Au 30 mai 1991, cela fera exactement trois ans que la cour de cassation aura confirmé le jugement lui soumis sans que le jugement soit exécuté afin que le justiciable reçoive son dû.
Quelques commentaires me viennent à l’esprit présentement. On remarquera tout d’abord que sept années ont été consommées avant que le tribunal de grande instance, saisi en deuxième juridiction rende son verdict.
Certes, les affaires à traiter dans les tribunaux sont nombreuses mais sept années c’est beaucoup pour obtenir le verdict d’une juridiction. A ce sujet le vieux commerçant ne s’est pas tellement plaint. Ce qu’il n’a pas compris, ce sont les années qu’il a passées à réclamer l’exécution d’un jugement qu’il aura mis 9 ans à obtenir, l’autre partie n’ayant manqué d’user de tous les recours que lui autorise la loi pour sa défense.

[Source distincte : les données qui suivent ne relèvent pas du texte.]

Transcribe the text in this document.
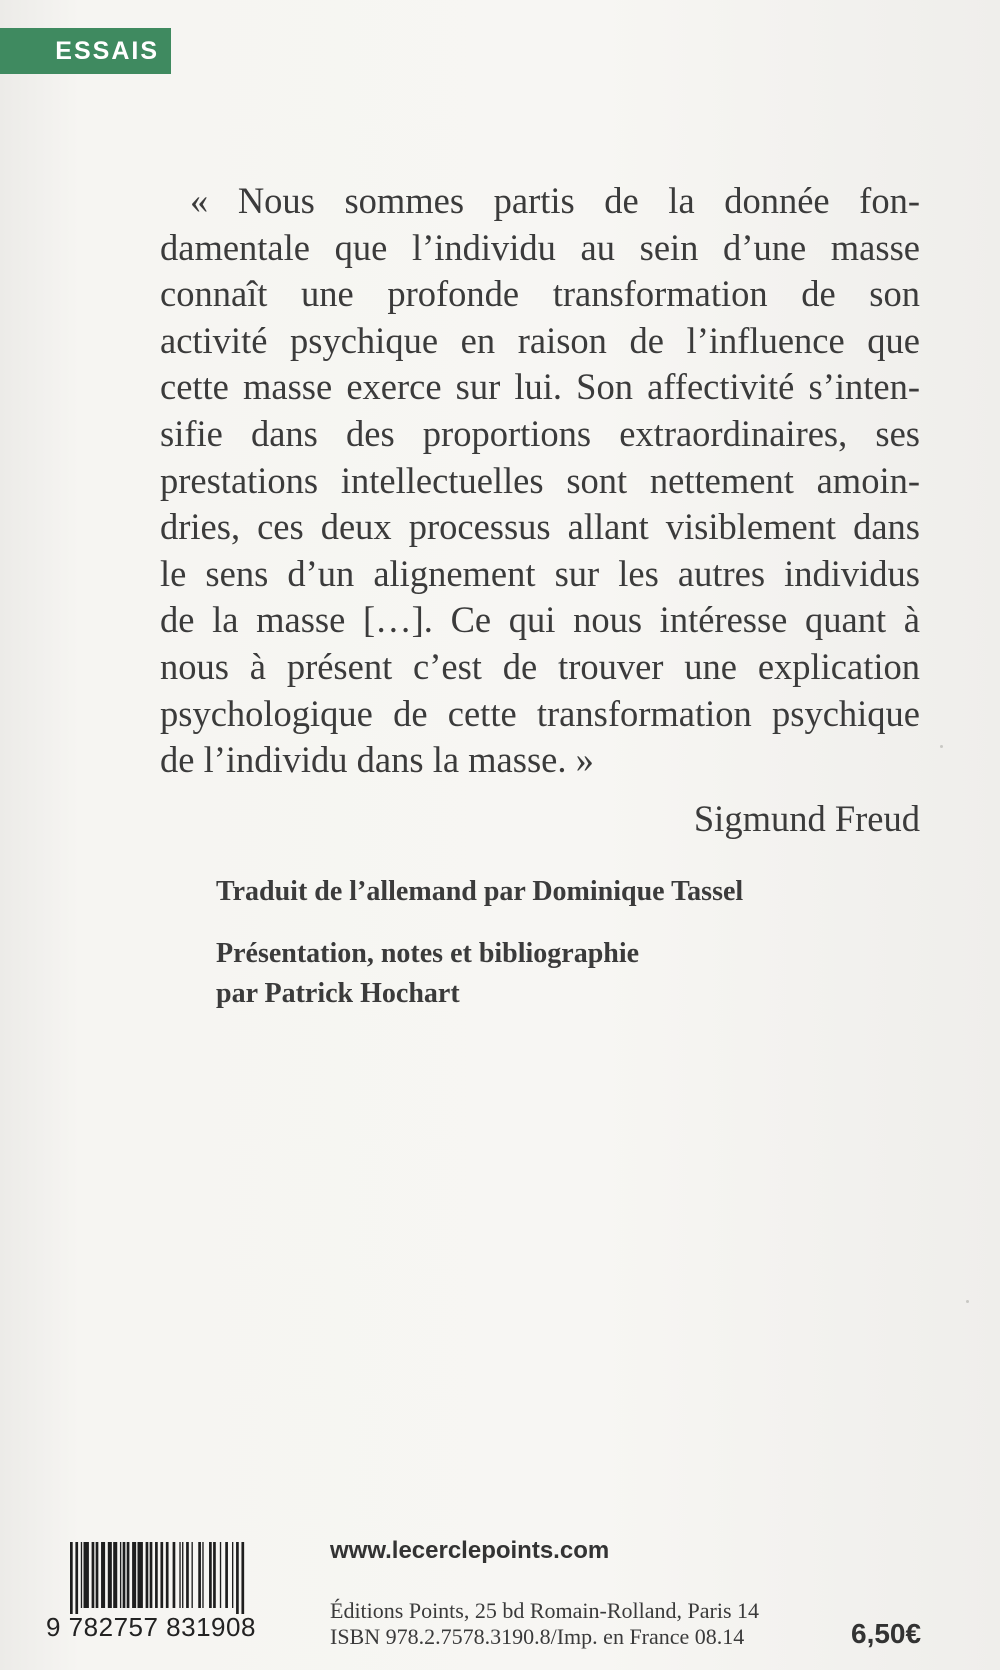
ESSAIS
« Nous sommes partis de la donnée fon-
damentale que l’individu au sein d’une masse
connaît une profonde transformation de son
activité psychique en raison de l’influence que
cette masse exerce sur lui. Son affectivité s’inten-
sifie dans des proportions extraordinaires, ses
prestations intellectuelles sont nettement amoin-
dries, ces deux processus allant visiblement dans
le sens d’un alignement sur les autres individus
de la masse […]. Ce qui nous intéresse quant à
nous à présent c’est de trouver une explication
psychologique de cette transformation psychique
de l’individu dans la masse. »
Sigmund Freud
Traduit de l’allemand par Dominique Tassel
Présentation, notes et bibliographie
par Patrick Hochart
9 782757 831908
www.lecerclepoints.com
Éditions Points, 25 bd Romain-Rolland, Paris 14
ISBN 978.2.7578.3190.8/Imp. en France 08.14	6,50€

Le commerçant-transporteur qui a perdu le procès possédait bon nombre de biens à Bujumbura. En cas d’incapacité à rembourser le montant exigé, il aurait suffi d’une vente publique d’un véhicule ou d’une maison, tous ces biens étant accessible à Bujumbura, lieu où tous ces jugements ont été rendus. Régulièrement, on lance des campagnes de contrôle d’exécution des jugements à travers tout le pays mais je constate que ce vieux aura couru 12 ans pour tenter d’avoir son dû, à Bujumbura la capitale.

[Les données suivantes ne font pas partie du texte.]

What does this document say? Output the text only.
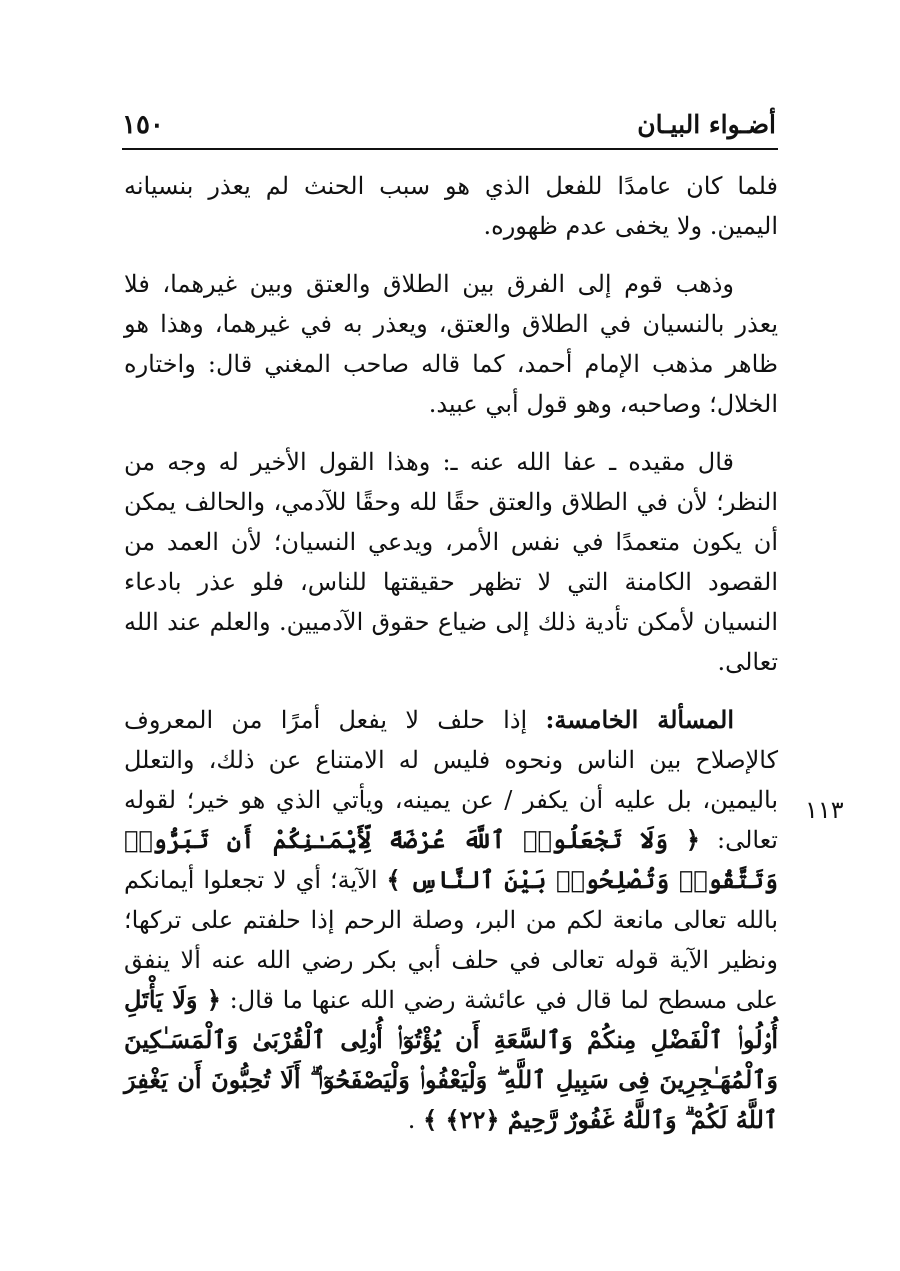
١٥٠	أضـواء البيـان
١١٣

فلما كان عامدًا للفعل الذي هو سبب الحنث لم يعذر بنسيانه اليمين. ولا يخفى عدم ظهوره.

وذهب قوم إلى الفرق بين الطلاق والعتق وبين غيرهما، فلا يعذر بالنسيان في الطلاق والعتق، ويعذر به في غيرهما، وهذا هو ظاهر مذهب الإمام أحمد، كما قاله صاحب المغني قال: واختاره الخلال؛ وصاحبه، وهو قول أبي عبيد.

قال مقيده ـ عفا الله عنه ـ: وهذا القول الأخير له وجه من النظر؛ لأن في الطلاق والعتق حقًا لله وحقًا للآدمي، والحالف يمكن أن يكون متعمدًا في نفس الأمر، ويدعي النسيان؛ لأن العمد من القصود الكامنة التي لا تظهر حقيقتها للناس، فلو عذر بادعاء النسيان لأمكن تأدية ذلك إلى ضياع حقوق الآدميين. والعلم عند الله تعالى.

المسألة الخامسة: إذا حلف لا يفعل أمرًا من المعروف كالإصلاح بين الناس ونحوه فليس له الامتناع عن ذلك، والتعلل باليمين، بل عليه أن يكفر / عن يمينه، ويأتي الذي هو خير؛ لقوله تعالى: ﴿ وَلَا تَجْعَلُوا۟ ٱللَّهَ عُرْضَةً لِّأَيْمَـٰنِكُمْ أَن تَبَرُّوا۟ وَتَتَّقُوا۟ وَتُصْلِحُوا۟ بَيْنَ ٱلنَّاسِ ﴾ الآية؛ أي لا تجعلوا أيمانكم بالله تعالى مانعة لكم من البر، وصلة الرحم إذا حلفتم على تركها؛ ونظير الآية قوله تعالى في حلف أبي بكر رضي الله عنه ألا ينفق على مسطح لما قال في عائشة رضي الله عنها ما قال: ﴿ وَلَا يَأْتَلِ أُو۟لُوا۟ ٱلْفَضْلِ مِنكُمْ وَٱلسَّعَةِ أَن يُؤْتُوٓا۟ أُو۟لِى ٱلْقُرْبَىٰ وَٱلْمَسَـٰكِينَ وَٱلْمُهَـٰجِرِينَ فِى سَبِيلِ ٱللَّهِ ۖ وَلْيَعْفُوا۟ وَلْيَصْفَحُوٓا۟ ۗ أَلَا تُحِبُّونَ أَن يَغْفِرَ ٱللَّهُ لَكُمْ ۗ وَٱللَّهُ غَفُورٌ رَّحِيمٌ ﴿٢٢﴾ ﴾ .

Pourtant dans le premier jugement que ce vieux a obtenu en sa faveur, il était marqué que « Mandons et ordonnons à tous les huissiers de ce requis de mettre le présent jugement à exécution, tous nos Procureurs de la République d’y tenir la main forte ». Lorsque l’intéressé s’est adressé à l’inspection judicaire, on se serait attendu à ce que l’on assiste ce justiciable en réalisant qu’il vient de passer 9ans devant les tribunaux et qu’après le verdict de la Cour de Cassation, une exécution rapide du jugement ne lui ferait pas de tort. Hélas, l’inspecteur qui s’est occupé de ce dossier a passé plus d’un an à réécouter les prétentions des deux parties.
Mais pendant ces 12 années, ce pauvre petit commerçant en a vu de toutes les couleurs. Résidant à l’intérieur du pays, il devait régulièrement descendre à Bujumbura pour les successives audiences, pendant 9ans. Pendant ce temps, il a dû tout vendre pour payer ses dettes, son fonds de commerce lui ayant été subtilisé.
Pendant ses trois dernières années, c’est chaque semaine qu’il descend à Bujumbura et on lui demande chaque fois de revenir plus tard. Pendant ce temps, il contracte de nouvelles dettes pour payer ces déplacements. Chez lui sur la colline, on évite de plus en plus de lui prêter de l’argent car plus personne ne croit qu’il récupèrera ce qui lui a été subtilisé. Pendant ce temps le transporteur qui détient ses maigres fonds et qui vit dans l’opulence continue à le narguer et à jouir de ce qui lui a pris de force. A ce vieux, il n’a manqué qu’une chose : l’exécution de ce jugement. Ce vieux-là, je l’ai vu. Il y en a probablement d’autres qui sont dans la même situation ou une situation pire. Si pour récupérer 200.000Frs bu ou 300.000Frs bu qu’un plus fort a extorqués, on devait chaque fois descendre à Bujumbura régulièrement pendant 2ans, venant chaque fois de Cankuzo ou Rutana, on pourra difficilement rembourser les dettes qu’occasionneront ses déplacements.